With these numerous examples, we are able to observe a variety of results. These results highlight the aspects of competition.

In the next section of the book, Bruce and Judd talk about price competition and a game theory; i.e. the ‘Prisoner’s Dilemma.’ They start this section with the example of Lowe’s (NYSE:LOW) along with Home Depot (NYSE:HD). Next, they highlight the prisoner’s dilemma at play by giving examples from the ‘cola wars,’ which was the competition between Coca-Cola (NYSE:KO) and Pepsi (NASDQ:PEP). In the cola wars, both Pepsi and Coca-Cola had aggressive competition before cooperating. This cooperation led to an increase in profits.

Another great example was that of Rupert Murdoch and the arrival of Fox News into the market of network television. Murdoch was aware that it would be expensive for bearers to drive out Fox. Keeping this in mind, Murdoch positioned Fox with price cuts and had a competition with independent stations rather than those in prime time. This allowed the fox into the hen house, starting a more competitive era in broadcasting.

The next example is that of entry/preemption dynamics. The authors gave the example of Kiwi Air. Very similar to Murdoch, Kiwi’s team of fired pilots and airline executives signaled that Kiwi Air wished to cooperate. They signaled this intention by setting a low hub of competition, staying away from price wars and other actions, which may have been termed aggressive. But, when the shift of industry dynamics took place, it became easy to lease planes and hire pilots. This shift in dynamics led to the return of price wars, thus leading to the fall of the cooperative culture.

The book also provides a discussion on Kodak vs. Polaroid. The time when Kodak was stuck in competition when it tried to enter the instant photography market. The book gives numerous examples ranging from gasoline additives to Nintendo. All of these great examples further highlighted the aspects of competition.

It would be impossible to describe all the insights the examples provided in this brief review. Suffice to say, the authors provided a deep insight of competitive advantage and the dynamics of marketing. Anyone who has a passion for the deep analysis of business-related case studies will surely enjoy the style of this book.

Constructive Criticism

The presence of a heavy academic tone and reliance on too many case studies, are my main criticism of Competition Demystified. Although I did finish this book feeling much more educated about the nature of competition, the writing style was extremely similar to that of a textbook. The presence of this writing style has no fault in it, but can make for a very slow read sometimes.

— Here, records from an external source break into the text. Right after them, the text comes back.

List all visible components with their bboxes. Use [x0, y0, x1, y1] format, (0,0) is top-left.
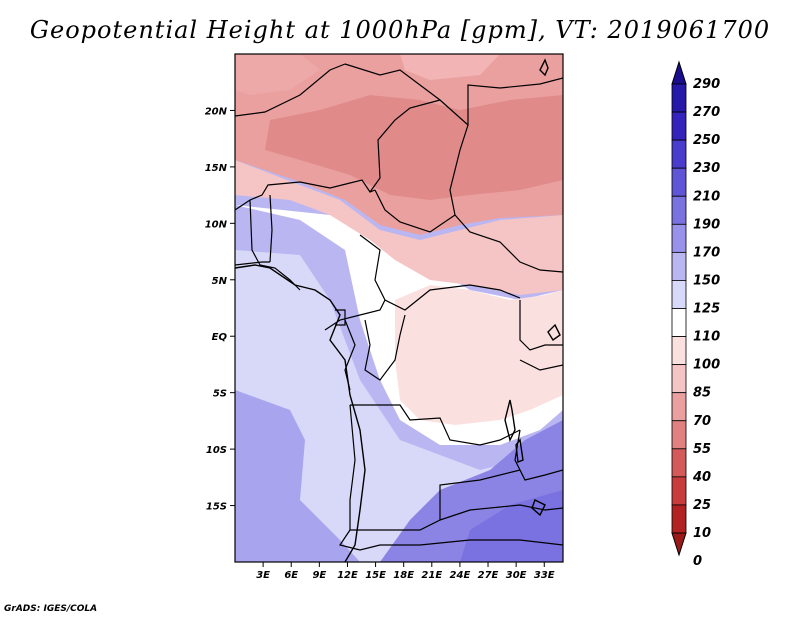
x-tick-label: 33E	[534, 570, 555, 581]
field-north-core	[265, 95, 563, 200]
colorbar-label: 230	[693, 161, 720, 176]
colorbar-swatch	[671, 139, 687, 169]
field-southwest	[235, 390, 360, 562]
x-tick-label: 18E	[393, 570, 414, 581]
field-sahel-south	[235, 160, 563, 295]
colorbar-label: 170	[693, 245, 720, 260]
country-borders	[235, 63, 563, 551]
y-tick-label: 15N	[205, 163, 228, 174]
y-tick-label: 5N	[212, 276, 228, 287]
x-tick-label: 24E	[450, 570, 471, 581]
colorbar-label: 0	[693, 554, 702, 569]
colorbar-swatch	[671, 364, 687, 394]
field-northwest	[235, 54, 320, 95]
colorbar-label: 55	[693, 442, 711, 457]
colorbar-swatch	[671, 83, 687, 113]
colorbar-swatch	[671, 280, 687, 309]
y-tick-label: 15S	[206, 502, 227, 513]
chart-title: Geopotential Height at 1000hPa [gpm], VT…	[29, 16, 771, 44]
x-axis: 3E 6E 9E 12E 15E 18E 21E 24E 27E 30E 33E	[256, 562, 555, 581]
y-axis: 20N 15N 10N 5N EQ 5S 10S 15S	[205, 106, 235, 513]
field-north-top	[400, 54, 500, 80]
colorbar-swatch	[671, 308, 687, 337]
y-tick-label: 5S	[213, 389, 227, 400]
colorbar-label: 150	[693, 273, 720, 288]
x-tick-label: 15E	[365, 570, 386, 581]
colorbar-label: 250	[693, 133, 720, 148]
map-field	[235, 54, 563, 562]
field-congo-basin	[395, 285, 563, 425]
colorbar-label: 125	[693, 302, 720, 317]
colorbar-label: 70	[693, 414, 711, 429]
grads-credit: GrADS: IGES/COLA	[4, 604, 98, 614]
colorbar-swatch	[671, 420, 687, 450]
colorbar-label: 100	[693, 358, 720, 373]
colorbar: 2902702502302101901701501251101008570554…	[671, 60, 720, 569]
x-tick-label: 27E	[478, 570, 499, 581]
colorbar-swatch	[671, 167, 687, 197]
y-tick-label: 10S	[206, 445, 227, 456]
colorbar-label: 110	[693, 330, 720, 345]
y-tick-label: 20N	[205, 106, 228, 117]
coastlines	[235, 58, 561, 562]
colorbar-swatch	[671, 476, 687, 506]
y-tick-label: EQ	[212, 332, 228, 343]
colorbar-label: 40	[692, 470, 711, 485]
colorbar-swatch	[671, 251, 687, 281]
x-tick-label: 6E	[284, 570, 298, 581]
colorbar-swatch	[671, 336, 687, 366]
colorbar-swatch	[671, 195, 687, 225]
colorbar-label: 270	[693, 105, 720, 120]
colorbar-label: 210	[693, 189, 720, 204]
x-tick-label: 21E	[421, 570, 442, 581]
map-frame	[234, 53, 564, 563]
x-tick-label: 9E	[312, 570, 326, 581]
colorbar-swatch	[671, 392, 687, 422]
y-tick-label: 10N	[205, 219, 228, 230]
colorbar-label: 25	[693, 498, 711, 513]
colorbar-swatch	[671, 223, 687, 253]
colorbar-bottom-arrow	[671, 532, 687, 557]
colorbar-label: 290	[693, 77, 720, 92]
colorbar-swatch	[671, 448, 687, 478]
x-tick-label: 12E	[337, 570, 358, 581]
x-tick-label: 3E	[256, 570, 270, 581]
colorbar-top-arrow	[671, 60, 687, 85]
colorbar-label: 190	[693, 217, 720, 232]
x-tick-label: 30E	[506, 570, 527, 581]
colorbar-swatch	[671, 504, 687, 534]
colorbar-label: 10	[693, 526, 711, 541]
colorbar-label: 85	[693, 386, 711, 401]
colorbar-swatch	[671, 111, 687, 141]
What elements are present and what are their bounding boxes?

I also at times questioned the statements provided in the book. For example, at one point the authors argue that branding is not a competitive advantage and that differentiation ‘does not work.’ Which seems agreeable at first.

However, in the next section I read the detailed analysis of Apple Inc. and find in the end that it has zero competitive advantages. Yet, here we are years later and Apple has success like no other. Wouldn’t it be difficult to argue that the unprecedented success of Apple Inc. was not due to its effective branding and the differentiation of its products?

In addition to this, I also found the ideas presented in the beginning of the book to be without any structure. The analytic structure only came together towards the end of the book and I was able to understand them.


Despite the minor issues, the lessons in the book did make sense in the end and they affected me greatly. This book gives an excellent description of competitive advantages and competition dynamics. Moreover, it also strengthened many of my core business concepts that are beneficial in the world of business.

If you are looking for a structure for strategic thinking, this book is an excellent source of key information, which will allow you to analyze and evaluate any industry virtually. Strategy executives who are looking for ways to extend their perspectives can also learn from this book. Competition Demystified is a book to have in your bookshelf if you are an educated investor.